Pieces with power to strike from distance

Chess Checks

These attacks are dangerous and many a time the opponent cannot smell it. It is easier to look for defence when pieces are swarming around one’s King but also easier to overlook something when pieces suddenly start targeting from a distance.
White: Mikhail Gurevich (2643) – Black: Dimitriz Bunzmann(2596)
Rubinstein Memorial,1999

English Opening

1.c4 b6 2.g3
Both want to fianchetto their bishop immediately
2...Bb7 3.Nf3 Bxf3
Giving up the fianchettoed bishop immediately. Black must have prepared this specially.
4.exf3 c5 5.d4 cxd4 6.Qxd4 Nc6 7.Qd1
Back to square one!
7...e6
If 7...g6 8.Nc3 Bg7 9.Be3 h5 10.Be2
8.Bg2 Rc8
Immediately getting out of the diagonal. If 8...Bb4+ 9.Bd2 Nf6 10.0–0 0–0 11.f4 Bxd2 12.Qxd2 Rc8
9...Na5 10.b3  
If 10.Nc3 Nxc4 11.b3 Qf6 12.bxc4 Qxc3 13.Be3 Bc5 14.Rc1 Qa3 15.Bd2 Nf6 16.Bc3 Be7 17.Rc2 Qa4 18.Rd2 Rxc4 19.Bxf6 Bxf6
10...b5
Wanting to contest for space on the queen side. If 10...Qf6 11.Qc2 Qxa1 (11...Nxc4 12.bxc4 Qxa1 13.Nc3 Rxc4 14.Bd2) 12.Nc3
11...bxc4 12.Nxc4 Nxc4 13.bxc4 Rxc4   
Black looks better but he has to develop his King side pieces and negate the advantage of double bishop by White. If 13...Bc5 14.Bb2 Nf6 15.f4 0–0 16.Qd3
14.Be3 Nf6
If 14...a5 15.f4 (15.Qb3 Rb4) And if 14...Bc5 15.Bxc5 (15.Qb3 d5 16.Qb5+ Qd7) 15...Rxc5 16.Qd4 And if 14. ..Qc7  15.f4
15...Be7
Finally Black develops his bishop. 15...Bc5  16.Qb3 Qc7! (16...Rb4 17.Qc3) 17.Bxc5 (17.Qxc4 Bxf2+ 18.Bxf2 Qxc4 19.Rfc1 Qa6) 17...Rxc5 18.a4 0–0 19.Rfb1 d5
16.Qb3 Rb4
If 16...d5 17.Rfc1
17.Qc2 0–0
After improving his position Black finally castles
18.a3 Rb5
Perhaps better is 18...Rb7 19.Bd4
19.a4 Ra5 20.Bd4 Nd5
The idea behind this move is to play 21...Bf6
21.f4 Qc8
If 21...Bf6 22.Rfd1 (22.Rfd1  22...Bxd4 23.Rxd4 And if 22.Bxf6 Qxf6 23.Bxd5 exd5 24.Qc7 Qd8)
22.Qb2
Gunning long range! Black has both his queen and bishop trained on g7
22. ..Qa8
If 22...Bf6 23.Rfc1
23.Rfb1
Doubling forces!
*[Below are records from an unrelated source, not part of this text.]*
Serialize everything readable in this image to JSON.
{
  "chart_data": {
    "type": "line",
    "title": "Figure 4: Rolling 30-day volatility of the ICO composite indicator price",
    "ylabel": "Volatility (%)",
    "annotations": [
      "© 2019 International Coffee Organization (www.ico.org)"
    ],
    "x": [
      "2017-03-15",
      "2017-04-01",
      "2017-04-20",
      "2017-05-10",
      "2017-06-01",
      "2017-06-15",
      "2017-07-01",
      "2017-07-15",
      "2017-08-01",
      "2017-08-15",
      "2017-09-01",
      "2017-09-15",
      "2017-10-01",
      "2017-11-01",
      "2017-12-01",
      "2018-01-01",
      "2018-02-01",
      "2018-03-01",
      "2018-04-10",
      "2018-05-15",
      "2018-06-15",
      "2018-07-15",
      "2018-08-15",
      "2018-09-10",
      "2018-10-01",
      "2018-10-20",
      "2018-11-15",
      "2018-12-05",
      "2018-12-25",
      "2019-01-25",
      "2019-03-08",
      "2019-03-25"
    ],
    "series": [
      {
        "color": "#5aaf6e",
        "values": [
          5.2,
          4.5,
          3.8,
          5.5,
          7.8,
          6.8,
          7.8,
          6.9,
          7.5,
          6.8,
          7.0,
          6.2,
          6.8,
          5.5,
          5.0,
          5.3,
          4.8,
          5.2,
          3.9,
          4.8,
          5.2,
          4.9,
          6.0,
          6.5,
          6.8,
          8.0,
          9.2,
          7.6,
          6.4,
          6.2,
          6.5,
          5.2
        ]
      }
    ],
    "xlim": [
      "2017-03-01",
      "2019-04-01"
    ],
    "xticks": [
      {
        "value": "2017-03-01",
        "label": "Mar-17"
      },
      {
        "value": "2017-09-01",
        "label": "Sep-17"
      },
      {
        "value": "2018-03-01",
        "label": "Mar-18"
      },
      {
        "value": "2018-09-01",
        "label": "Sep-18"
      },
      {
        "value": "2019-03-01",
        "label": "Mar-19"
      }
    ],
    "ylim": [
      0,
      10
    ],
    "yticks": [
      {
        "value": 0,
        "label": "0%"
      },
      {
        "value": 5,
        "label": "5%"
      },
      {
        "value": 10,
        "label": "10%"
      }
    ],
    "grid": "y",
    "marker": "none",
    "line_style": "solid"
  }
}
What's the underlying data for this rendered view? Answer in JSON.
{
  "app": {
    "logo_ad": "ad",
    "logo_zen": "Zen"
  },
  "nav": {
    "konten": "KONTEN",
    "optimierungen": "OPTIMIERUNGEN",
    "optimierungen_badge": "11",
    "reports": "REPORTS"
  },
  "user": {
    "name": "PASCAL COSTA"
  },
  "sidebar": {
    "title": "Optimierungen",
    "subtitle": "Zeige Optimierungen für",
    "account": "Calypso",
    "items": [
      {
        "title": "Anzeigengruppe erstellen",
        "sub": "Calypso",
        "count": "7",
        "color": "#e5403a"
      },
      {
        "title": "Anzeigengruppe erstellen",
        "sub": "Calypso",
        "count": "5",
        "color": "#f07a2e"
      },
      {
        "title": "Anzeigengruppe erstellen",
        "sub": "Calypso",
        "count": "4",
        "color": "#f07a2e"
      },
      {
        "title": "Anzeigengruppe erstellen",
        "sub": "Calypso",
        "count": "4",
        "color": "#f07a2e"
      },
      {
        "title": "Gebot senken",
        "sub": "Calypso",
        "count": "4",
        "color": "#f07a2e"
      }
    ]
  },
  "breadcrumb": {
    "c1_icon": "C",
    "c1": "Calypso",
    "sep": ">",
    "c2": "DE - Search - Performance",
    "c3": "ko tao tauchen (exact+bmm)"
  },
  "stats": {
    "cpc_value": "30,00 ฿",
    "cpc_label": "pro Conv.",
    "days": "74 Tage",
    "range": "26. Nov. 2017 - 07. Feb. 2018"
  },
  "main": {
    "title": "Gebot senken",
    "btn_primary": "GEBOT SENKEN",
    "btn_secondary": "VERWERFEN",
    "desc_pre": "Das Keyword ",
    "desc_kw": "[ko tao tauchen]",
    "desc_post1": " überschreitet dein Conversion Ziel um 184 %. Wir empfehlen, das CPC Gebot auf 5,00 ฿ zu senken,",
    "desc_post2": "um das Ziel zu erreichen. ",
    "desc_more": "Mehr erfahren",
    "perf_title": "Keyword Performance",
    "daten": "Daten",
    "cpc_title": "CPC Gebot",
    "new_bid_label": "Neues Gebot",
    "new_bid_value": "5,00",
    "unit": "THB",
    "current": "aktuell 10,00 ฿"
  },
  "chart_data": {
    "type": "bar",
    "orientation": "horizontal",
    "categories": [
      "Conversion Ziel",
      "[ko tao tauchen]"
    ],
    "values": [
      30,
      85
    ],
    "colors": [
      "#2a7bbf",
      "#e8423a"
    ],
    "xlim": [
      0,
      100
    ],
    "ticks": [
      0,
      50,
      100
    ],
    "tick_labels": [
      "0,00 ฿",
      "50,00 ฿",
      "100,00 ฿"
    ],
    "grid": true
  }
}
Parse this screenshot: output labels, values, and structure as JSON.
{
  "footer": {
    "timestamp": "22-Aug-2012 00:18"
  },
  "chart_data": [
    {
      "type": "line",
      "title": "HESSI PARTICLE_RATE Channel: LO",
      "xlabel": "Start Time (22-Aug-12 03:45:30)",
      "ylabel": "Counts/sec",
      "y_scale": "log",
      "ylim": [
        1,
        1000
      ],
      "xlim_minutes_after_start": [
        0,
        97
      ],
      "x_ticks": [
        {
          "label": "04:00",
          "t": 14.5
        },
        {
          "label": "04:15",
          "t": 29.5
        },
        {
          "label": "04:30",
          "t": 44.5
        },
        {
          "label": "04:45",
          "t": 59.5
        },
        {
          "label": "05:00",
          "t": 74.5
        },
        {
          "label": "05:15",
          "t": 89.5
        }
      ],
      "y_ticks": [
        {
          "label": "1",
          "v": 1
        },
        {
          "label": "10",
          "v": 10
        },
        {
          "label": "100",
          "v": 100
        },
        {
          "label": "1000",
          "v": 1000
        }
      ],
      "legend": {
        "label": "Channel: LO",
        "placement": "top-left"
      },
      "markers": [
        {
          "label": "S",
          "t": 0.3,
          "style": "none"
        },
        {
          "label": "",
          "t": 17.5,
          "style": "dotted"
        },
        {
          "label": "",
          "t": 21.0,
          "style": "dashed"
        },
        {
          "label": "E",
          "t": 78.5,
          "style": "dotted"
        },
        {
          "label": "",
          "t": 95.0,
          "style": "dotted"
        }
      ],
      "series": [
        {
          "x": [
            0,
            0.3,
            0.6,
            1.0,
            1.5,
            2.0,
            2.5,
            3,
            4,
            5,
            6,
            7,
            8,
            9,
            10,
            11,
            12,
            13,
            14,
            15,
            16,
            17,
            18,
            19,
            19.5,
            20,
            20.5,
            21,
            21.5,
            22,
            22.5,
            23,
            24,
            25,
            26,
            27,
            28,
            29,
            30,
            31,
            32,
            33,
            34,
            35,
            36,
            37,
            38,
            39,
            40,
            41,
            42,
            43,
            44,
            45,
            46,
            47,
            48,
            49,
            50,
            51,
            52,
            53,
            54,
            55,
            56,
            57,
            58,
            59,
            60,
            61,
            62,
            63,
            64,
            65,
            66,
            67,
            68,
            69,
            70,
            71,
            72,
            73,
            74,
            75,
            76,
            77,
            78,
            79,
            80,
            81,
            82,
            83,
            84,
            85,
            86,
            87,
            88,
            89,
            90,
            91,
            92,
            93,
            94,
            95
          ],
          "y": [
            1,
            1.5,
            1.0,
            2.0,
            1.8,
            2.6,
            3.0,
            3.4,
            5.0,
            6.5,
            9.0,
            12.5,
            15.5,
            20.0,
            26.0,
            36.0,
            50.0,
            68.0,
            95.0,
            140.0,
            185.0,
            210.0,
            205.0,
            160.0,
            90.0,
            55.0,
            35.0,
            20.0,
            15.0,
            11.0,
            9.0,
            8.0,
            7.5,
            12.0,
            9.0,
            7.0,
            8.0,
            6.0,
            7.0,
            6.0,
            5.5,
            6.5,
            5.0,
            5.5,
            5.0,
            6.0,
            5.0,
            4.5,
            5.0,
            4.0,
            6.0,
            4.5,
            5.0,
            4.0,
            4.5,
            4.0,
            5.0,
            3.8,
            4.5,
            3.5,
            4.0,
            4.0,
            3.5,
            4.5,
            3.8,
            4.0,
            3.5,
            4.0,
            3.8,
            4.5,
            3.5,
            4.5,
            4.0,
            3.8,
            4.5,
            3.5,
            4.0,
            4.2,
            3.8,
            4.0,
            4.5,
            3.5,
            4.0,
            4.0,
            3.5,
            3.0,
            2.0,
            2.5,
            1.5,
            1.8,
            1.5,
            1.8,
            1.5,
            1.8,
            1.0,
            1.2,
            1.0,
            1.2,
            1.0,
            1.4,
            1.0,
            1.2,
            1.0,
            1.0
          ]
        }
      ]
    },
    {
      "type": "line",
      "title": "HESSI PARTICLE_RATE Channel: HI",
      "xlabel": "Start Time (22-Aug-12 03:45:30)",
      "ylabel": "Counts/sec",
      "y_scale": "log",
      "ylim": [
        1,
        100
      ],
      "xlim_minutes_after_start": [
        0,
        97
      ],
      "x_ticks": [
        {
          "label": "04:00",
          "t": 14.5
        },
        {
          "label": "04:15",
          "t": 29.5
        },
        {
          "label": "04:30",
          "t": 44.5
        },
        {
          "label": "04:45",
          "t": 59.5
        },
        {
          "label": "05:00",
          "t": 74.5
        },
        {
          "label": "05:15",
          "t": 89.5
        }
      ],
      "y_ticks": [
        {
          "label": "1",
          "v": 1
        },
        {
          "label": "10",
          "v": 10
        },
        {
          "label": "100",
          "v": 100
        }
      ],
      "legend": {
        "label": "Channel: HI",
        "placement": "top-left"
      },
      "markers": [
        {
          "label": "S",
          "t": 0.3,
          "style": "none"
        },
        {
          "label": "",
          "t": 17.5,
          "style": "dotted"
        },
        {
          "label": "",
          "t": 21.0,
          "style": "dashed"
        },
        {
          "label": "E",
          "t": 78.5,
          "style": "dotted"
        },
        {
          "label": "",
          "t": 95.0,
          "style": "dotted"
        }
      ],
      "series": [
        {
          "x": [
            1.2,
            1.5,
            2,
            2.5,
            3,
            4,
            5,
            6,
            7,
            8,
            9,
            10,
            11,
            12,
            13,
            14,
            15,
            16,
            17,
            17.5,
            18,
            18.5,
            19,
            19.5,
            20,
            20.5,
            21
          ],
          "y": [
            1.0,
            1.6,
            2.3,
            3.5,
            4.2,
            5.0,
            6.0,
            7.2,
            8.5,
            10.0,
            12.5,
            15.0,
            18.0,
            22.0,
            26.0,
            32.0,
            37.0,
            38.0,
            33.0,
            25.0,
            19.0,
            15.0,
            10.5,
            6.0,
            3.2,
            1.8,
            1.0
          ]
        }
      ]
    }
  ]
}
If 23.Bxg7 Rb8 24.Qd4 Rb4 25.Bxd5 Rxd4 (25...exd5 26.Qe5 Re4 27.Qb2 Rb4) 26.Bxa8 Kxg7
23...Bd6
If 23...f6 or 23...Bf6 then 24.Bxf6 gxf6 25.Bxd5 Qxd5 26.Qxf6 is better for White And if 23...Rxa4  24.Bxd5 exd5 25.Bxg7 also works well for White
24.Bxd5
If 24.Bxg7 Rb8 25.Qd4 Rxb1+ 26.Rxb1 Rxa4 27.Bxd5 Rxd4 28.Bxa8 Kxg7
24...Rxd5
If 24...Qxd5 25.Bxg7 Rb8 26.Qf6
25.Bxg7 Rb8 26.Qf6 Rxb1+ 27.Rxb1 Bc5
If 27...Qxa4
28.Bh6 Rd1+ 29.Kg2 gives advantage to White
Diagram 1

28.Qc3
If 28.Bh6 Bd4 29.Qe7 28...Qa7 29.Bh6 f6 If 29...Bf8 30.Qc8 Qc5 31.Qxc5 Rxc5 32.Rb8 And if 29...Bxf2+ 30.Kg2
30.Qxf6 Bxf2+
More in desperation than anything else!
31.Kg2 31...Bd4 32.Qf8 checkmate.

Diagram 2

White to play and checkmate
1.Qh7+ Kf8 2.Ne6+ fxe6 3.Qxg7# . The entire sequence is forced.